Barbara and her brothers, all raised deeply Catholic, are still reeling by what Fr. Marcel did at the funeral.

And the Internet, of course, was on this story like Brylcreeem on the head of Fr. Guarnizo →

The story of what happened at the funeral of Mrs. Johnson is tailor-made for people eager to prove that religion or Catholicism is evil. It’s like a 10-pound steak thrown into a dog pound.

And if you know me, you know I don’t exactly have a problem with denouncing aspects of religion and/or theology that in any way promulgate the condemnation of LGBT people. If the steak is right, I’m happy to belly right up with the other dogs.

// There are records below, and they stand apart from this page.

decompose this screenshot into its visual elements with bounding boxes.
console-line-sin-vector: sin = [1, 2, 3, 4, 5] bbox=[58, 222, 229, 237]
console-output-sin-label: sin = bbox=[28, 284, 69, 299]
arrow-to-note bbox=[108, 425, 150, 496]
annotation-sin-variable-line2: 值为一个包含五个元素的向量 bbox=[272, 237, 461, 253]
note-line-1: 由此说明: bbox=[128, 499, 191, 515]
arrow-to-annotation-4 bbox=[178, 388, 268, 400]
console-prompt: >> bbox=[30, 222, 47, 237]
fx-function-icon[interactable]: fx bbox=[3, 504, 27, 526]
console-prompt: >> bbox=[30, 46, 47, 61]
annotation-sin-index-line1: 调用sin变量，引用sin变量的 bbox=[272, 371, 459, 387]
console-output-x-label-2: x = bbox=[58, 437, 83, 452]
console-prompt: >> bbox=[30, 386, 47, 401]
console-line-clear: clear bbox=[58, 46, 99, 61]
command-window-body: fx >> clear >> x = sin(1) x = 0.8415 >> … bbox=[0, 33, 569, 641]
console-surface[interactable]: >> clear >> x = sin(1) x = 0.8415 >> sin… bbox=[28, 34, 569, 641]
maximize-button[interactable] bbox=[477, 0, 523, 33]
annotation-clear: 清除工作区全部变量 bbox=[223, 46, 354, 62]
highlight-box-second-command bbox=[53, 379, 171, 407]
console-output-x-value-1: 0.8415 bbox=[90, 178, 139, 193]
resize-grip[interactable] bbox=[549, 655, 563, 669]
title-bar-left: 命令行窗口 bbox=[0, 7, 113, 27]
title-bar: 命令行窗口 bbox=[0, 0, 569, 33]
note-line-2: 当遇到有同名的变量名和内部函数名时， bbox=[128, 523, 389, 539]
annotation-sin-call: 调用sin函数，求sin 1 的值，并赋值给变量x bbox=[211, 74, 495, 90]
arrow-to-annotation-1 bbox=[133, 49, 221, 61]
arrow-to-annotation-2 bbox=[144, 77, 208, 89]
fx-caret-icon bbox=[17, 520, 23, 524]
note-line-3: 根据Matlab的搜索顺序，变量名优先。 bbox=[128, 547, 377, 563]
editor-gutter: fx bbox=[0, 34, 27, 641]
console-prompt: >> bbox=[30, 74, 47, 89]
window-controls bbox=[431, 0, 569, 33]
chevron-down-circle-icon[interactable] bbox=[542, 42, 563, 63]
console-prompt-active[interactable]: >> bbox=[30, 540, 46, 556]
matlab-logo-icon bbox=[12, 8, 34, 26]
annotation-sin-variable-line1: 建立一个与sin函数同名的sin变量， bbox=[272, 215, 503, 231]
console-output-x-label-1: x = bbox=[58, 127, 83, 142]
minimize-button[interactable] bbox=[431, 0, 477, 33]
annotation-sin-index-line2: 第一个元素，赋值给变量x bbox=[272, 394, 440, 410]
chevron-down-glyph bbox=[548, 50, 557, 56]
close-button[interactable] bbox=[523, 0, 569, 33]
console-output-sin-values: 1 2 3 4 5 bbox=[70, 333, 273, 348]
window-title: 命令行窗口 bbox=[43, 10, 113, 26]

But there’s meat on this steak upon which so far no one’s been chewing. (Wow. Best metaphor ever!) And that meat is this: While there’s no question but that Father No communion for you! picked a spectacularly horrendous time to bare his bigoted fangs, he is also the sole villainous Catholic in a story starring a great many Catholic heroes.

Yes, Fr. Guarnizo denied Barbara communion. But almost immediately thereafter a layperson acting as the service’s Eucharistic Minister did lovingly serve Barbara communion.

Yes, Fr. Guarnizo essentially shunned Barbara. But directly following the service (and to a necessarily lesser degree during the service), Barbara was also surrounded and hugged by fellow Catholics who made a point of telling her that Fr. Marcel in no way represented the love of the Church.

Yes, Fr. Guarnizo shamelessly refused to go to the cemetery. But immediately thereupon the funeral director (“an angel,” says Barbara) comforted Barbara with assurances that he would quickly secure a priest to perform the burial. He then turned to Fr. Peter Sweeney, who wasted no time at all stepping right out of his retirement, and right into the Johnson funeral service.

“Father Sweeney was perfect,” says Barbara. “We couldn’t have asked for a kinder, more loving priest. Both Father Sweeney and the funeral director acted as soothing balms on our very scarred hearts.”

When the head of Saint John Neumann’s, Fr. LaHood, was made aware of what had happened at the Johnson funeral, he phoned Barbara to apologize. Barbara played for me Fr. LaHood’s message. It left nothing on the table: his apology was sincere, obviously heartfelt, and accompanied by every last means to reach him, including his personal cell and home phone number.

After Barbara later met with Fr. LaHood, she reported that, “He was very kind, compassionate, and apologetic.”

Even the Archdiocese of Washington rushed to repudiate Fr. Guarnizo’s actions, via this statement released Monday:

In matters of faith and morals, the Church has the responsibility of teaching and of bringing the light of the Gospel message to the circumstances of our day. When questions arise about whether or not an individual should present themselves for communion, it is not the policy of the Archdiocese of Washington to publicly reprimand the person. Any issues regarding the suitability of an individual to receive communion should be addressed by the priest with that person in a private, pastoral setting.

The archdiocese is looking into the incident at a funeral Mass that was celebrated by Fr. Marcel Guarnizo and will handle this as a personnel issue.

What else could they have said so early on? They’re looking into it. That’s only fair.

“Before we will feel resolution,” Barbara told me, “my family wants a public apology from Father Marcel, and to see him removed from parish life. Our purpose is that he never be allowed to harm another family in this way again.”

Again: fair enough.

And in our thinking about this we of course also want to be fair. So then let us not fail to appreciate that in this matter, for this family, on this hallowed occasion, it was their religion, and their fellow adherents to that religion, that provided the peace, succor, and communion that served to bless all present.

Fr. Guarnizo’s hatred of some people failed to eclipse God’s love for all people, and if anything highlighted people’s capacity for loving and comforting one another. Neither the Johnson family, nor the spirit of Barbara’s mother, lost in this affair. The loss is entirely Fr. Guarnizo’s.